X-Files est une référence pour les conspirationnistes de tout poil ou, tout simplement, ceux qui ont envie de croire à autre chose. Cette autre chose serait l’existence des extra-terrestres, existence que l’on chercherait à nous cacher.
Fox Mulder, agent du FBI, affecté aux affaires non classées, consacre sa vie à prouver qu’il existe un gigantesque complot destiné à masquer la vérité à l’espèce humaine. Il louvoie entre de vrais méchants comme l’homme à la cigarette, des créatures paranormales et l’agent Dana Scully, son roc émotionnel et cartésien.
Mulder poursuit d’enquête en enquête un long cheminement vers une révélation qui tarde. Sommes-nous seuls dans l’univers ? Les extraterrestres sont-ils des créatures hostiles ou manipulées par nos gouvernants ? Des expériences ont-elles été tentées pour hybrider l’ADN humain et extraterrestre ? Où est sa sœur enlevée il y a plusieurs années ?

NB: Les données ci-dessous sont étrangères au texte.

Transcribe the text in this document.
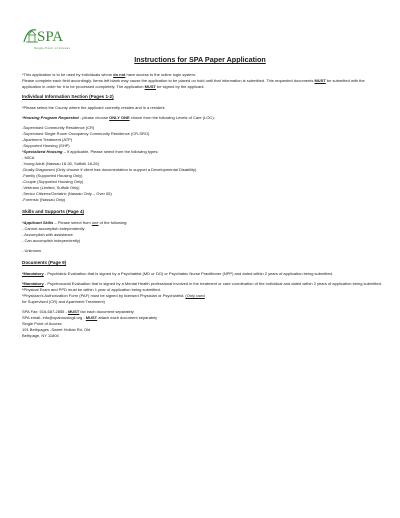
SPA
Single Point of Access
Instructions for SPA Paper Application

*This application is to be used by individuals whom do not have access to the online login system.

Please complete each field accordingly. Items left blank may cause the application to be placed on hold until that information is submitted. This requested documents MUST be submitted with the application in order for it to be processed completely. The application MUST be signed by the applicant.

Individual Information Section (Pages 1-2)

*Please select the County where the applicant currently resides and is a resident.

*Housing Program Requested - please choose ONLY ONE choice from the following Levels of Care (LOC):

-Supervised Community Residence (CR)

-Supervised Single Room Occupancy Community Residence (CR-SRO)

-Apartment Treatment (ATP)

-Supported Housing (SHP)

*Specialized Housing – If applicable, Please select from the following types:

- MICA

-Young Adult (Nassau 18-30, Suffolk 18-26)

-Dually Diagnosed (Only choose if client has documentation to support a Developmental Disability)

-Family (Supported Housing Only)

-Couple (Supported Housing Only)

-Veterans (Limited, Suffolk Only)

-Senior Citizens/Geriatric (Nassau Only – Over 55)

-Forensic (Nassau Only)

Skills and Supports (Page 4)

*Applicant Skills – Please select from one of the following:

- Cannot accomplish independently

- Accomplish with assistance

- Can accomplish independently)

- Unknown

Documents (Page 9)

*Mandatory - Psychiatric Evaluation that is signed by a Psychiatrist (MD or DO) or Psychiatric Nurse Practitioner (NPP) and dated within 2 years of application being submitted.

*Mandatory - Psychosocial Evaluation that is signed by a Mental Health professional involved in the treatment or care coordination of the individual and dated within 2 years of application being submitted.

*Physical Exam and PPD must be within 1 year of application being submitted.

*Physician's Authorization Form (PAF) must be signed by licensed Physician or Psychiatrist. (Only used

for Supervised (CR) and Apartment Treatment)

SPA Fax: 516-687-2855 - MUST fax each document separately

SPA email- info@spahousingli.org - MUST attach each document separately

Single Point of Access

191 Bethpages -Sweet Hollow Rd. Old

Bethpage, NY 11804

Mulder a un principe, ne faire confiance à personne.
Trust no1
Trust no1 est le 6eme épisode de la saison 9. Dans cet épisode, Scully est instrumentalisée par un homme mystérieux qui cherche à contacter Mulder pour lui livrer des informations sur les supersoldats. La thématique de l’épisode tourne autour de la surveillance et de la confiance. La devise de Mulder « ne faire confiance à personne » est une sorte de fil rouge pour X-files. Il faut se méfier de tout et de tous, de la médecine, du gouvernement, de l’armée, de ses voisins, et même, de soi-même. Cette défiance perpétuelle touche la représentation de la réalité, la vérité (multiple forcément), l’amour avec Scully (inachevé), son statut de père (improbable), son identité (qui suis-je au bout du compte ?).
Mulder est un parfait représentant de notre époque postmoderne où l’extrême relativité nous amène à douter sans cesse.
Cette société du doute touche la science, notre foi en l’avenir, nos relations interpersonnelles…
Or, le doute sape la confiance. Ne pas faire confiance et douter vont de pair.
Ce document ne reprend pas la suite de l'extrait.